I was jealous of my husband that he could leave the house without worrying about nap times or feeding schedules. And even if he just went to a job he hated, he could do it without having to find the most stroller-friendly route.
Granted, I kept all my feelings to myself until I reached my boiling point and unleashed my frustration in a rambling tirade that led me to distance myself from the relationship and take refuge in my mother's house.
During our time off, I tried as many activities as possible to distract myself to forget the fact that my marriage was over. I became a registered yoga teacher, knitting scarves and hats for everyone I knew, and pondering the choices that brought me back to my nursery.
We struggled with our finances for a while. Crystal Cox / Business Insider
After almost nine months, the smoke began to clear and our communications became much less combative
With the help of a little therapy and many honest conversations, we were able to remember what brought us together in the first place and why it was more important than ever to make things work in the future.
We decided to divorce to close the chapter on a bad situation, but agreed to move forward together in a loving, committed relationship.
The end of our marriage wasn't sad because I knew our new commitment would be even stronger. I've learned that in difficult situations, I should turn to my partner for support rather than withdrawing.
We may not agree on a movie to be seen on Saturday nights or the perfect temperature for the bedroom, but we can both agree that we still feel committed today and to our two children.

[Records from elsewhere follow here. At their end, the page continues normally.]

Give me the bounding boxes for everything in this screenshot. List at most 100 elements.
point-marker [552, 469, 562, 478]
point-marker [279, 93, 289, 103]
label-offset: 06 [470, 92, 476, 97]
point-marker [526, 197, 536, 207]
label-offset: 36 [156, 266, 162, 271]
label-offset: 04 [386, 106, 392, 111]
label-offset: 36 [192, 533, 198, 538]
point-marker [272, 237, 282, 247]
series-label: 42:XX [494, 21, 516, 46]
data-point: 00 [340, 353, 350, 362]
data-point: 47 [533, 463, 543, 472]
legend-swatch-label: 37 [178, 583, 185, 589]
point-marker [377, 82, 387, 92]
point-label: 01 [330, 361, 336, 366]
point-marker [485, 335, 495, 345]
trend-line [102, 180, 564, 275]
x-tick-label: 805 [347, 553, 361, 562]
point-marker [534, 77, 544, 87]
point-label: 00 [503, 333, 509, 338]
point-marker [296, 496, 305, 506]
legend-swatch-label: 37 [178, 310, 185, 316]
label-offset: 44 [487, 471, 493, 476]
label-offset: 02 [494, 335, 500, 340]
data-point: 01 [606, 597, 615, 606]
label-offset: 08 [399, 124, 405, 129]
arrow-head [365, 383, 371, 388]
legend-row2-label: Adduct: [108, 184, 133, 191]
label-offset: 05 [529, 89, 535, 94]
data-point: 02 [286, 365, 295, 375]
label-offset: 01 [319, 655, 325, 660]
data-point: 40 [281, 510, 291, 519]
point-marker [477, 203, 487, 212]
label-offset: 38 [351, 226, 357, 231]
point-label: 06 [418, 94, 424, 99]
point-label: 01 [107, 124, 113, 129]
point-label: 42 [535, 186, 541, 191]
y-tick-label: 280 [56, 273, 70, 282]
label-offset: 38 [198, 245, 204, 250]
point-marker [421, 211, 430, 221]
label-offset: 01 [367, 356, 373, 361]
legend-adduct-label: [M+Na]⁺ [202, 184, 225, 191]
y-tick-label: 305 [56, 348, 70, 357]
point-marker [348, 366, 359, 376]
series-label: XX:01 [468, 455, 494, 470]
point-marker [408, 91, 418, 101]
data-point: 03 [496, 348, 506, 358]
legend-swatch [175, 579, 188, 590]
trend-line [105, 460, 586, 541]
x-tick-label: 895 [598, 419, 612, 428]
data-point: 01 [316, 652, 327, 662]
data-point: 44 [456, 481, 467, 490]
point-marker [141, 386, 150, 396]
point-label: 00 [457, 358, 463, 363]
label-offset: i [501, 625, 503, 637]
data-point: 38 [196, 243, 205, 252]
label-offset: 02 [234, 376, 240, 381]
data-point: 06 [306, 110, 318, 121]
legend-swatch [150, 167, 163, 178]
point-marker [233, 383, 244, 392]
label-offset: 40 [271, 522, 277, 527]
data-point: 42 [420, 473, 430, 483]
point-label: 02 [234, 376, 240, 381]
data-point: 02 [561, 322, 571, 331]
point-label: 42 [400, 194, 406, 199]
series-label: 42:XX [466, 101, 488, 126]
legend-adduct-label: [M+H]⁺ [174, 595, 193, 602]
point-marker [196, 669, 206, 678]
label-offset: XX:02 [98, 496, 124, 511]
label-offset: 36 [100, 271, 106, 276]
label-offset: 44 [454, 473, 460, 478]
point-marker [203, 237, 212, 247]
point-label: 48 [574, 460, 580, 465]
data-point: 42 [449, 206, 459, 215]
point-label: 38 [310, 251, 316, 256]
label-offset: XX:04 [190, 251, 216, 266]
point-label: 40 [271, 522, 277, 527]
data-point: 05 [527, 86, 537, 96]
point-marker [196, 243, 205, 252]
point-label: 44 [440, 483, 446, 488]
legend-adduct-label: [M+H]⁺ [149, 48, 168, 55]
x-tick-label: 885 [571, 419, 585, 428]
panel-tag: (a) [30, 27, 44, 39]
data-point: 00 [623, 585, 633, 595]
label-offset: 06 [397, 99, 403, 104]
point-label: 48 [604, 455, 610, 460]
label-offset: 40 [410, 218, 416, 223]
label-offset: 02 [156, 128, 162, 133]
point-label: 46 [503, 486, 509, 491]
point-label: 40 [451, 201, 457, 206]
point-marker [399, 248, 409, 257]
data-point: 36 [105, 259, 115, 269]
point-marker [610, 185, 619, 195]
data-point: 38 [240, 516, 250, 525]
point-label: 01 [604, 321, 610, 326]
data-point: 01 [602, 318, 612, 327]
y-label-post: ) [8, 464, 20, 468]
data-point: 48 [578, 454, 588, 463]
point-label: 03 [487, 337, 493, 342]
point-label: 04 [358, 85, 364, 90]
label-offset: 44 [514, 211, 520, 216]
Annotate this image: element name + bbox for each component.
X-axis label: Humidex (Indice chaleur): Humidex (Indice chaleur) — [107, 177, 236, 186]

We are fortunate enough to live in a world where a family can be defined in many different ways. I couldn't be happier to have been blessed with such a wonderful bunch. Our traditional Catholic families may not understand what we are doing, but they are happy to support our mutual commitment.
And even if we don't look like the Brady Bunch to the rest of the world, we have a lot of love to walk around. And I couldn't be happier not having to vacuum in heels.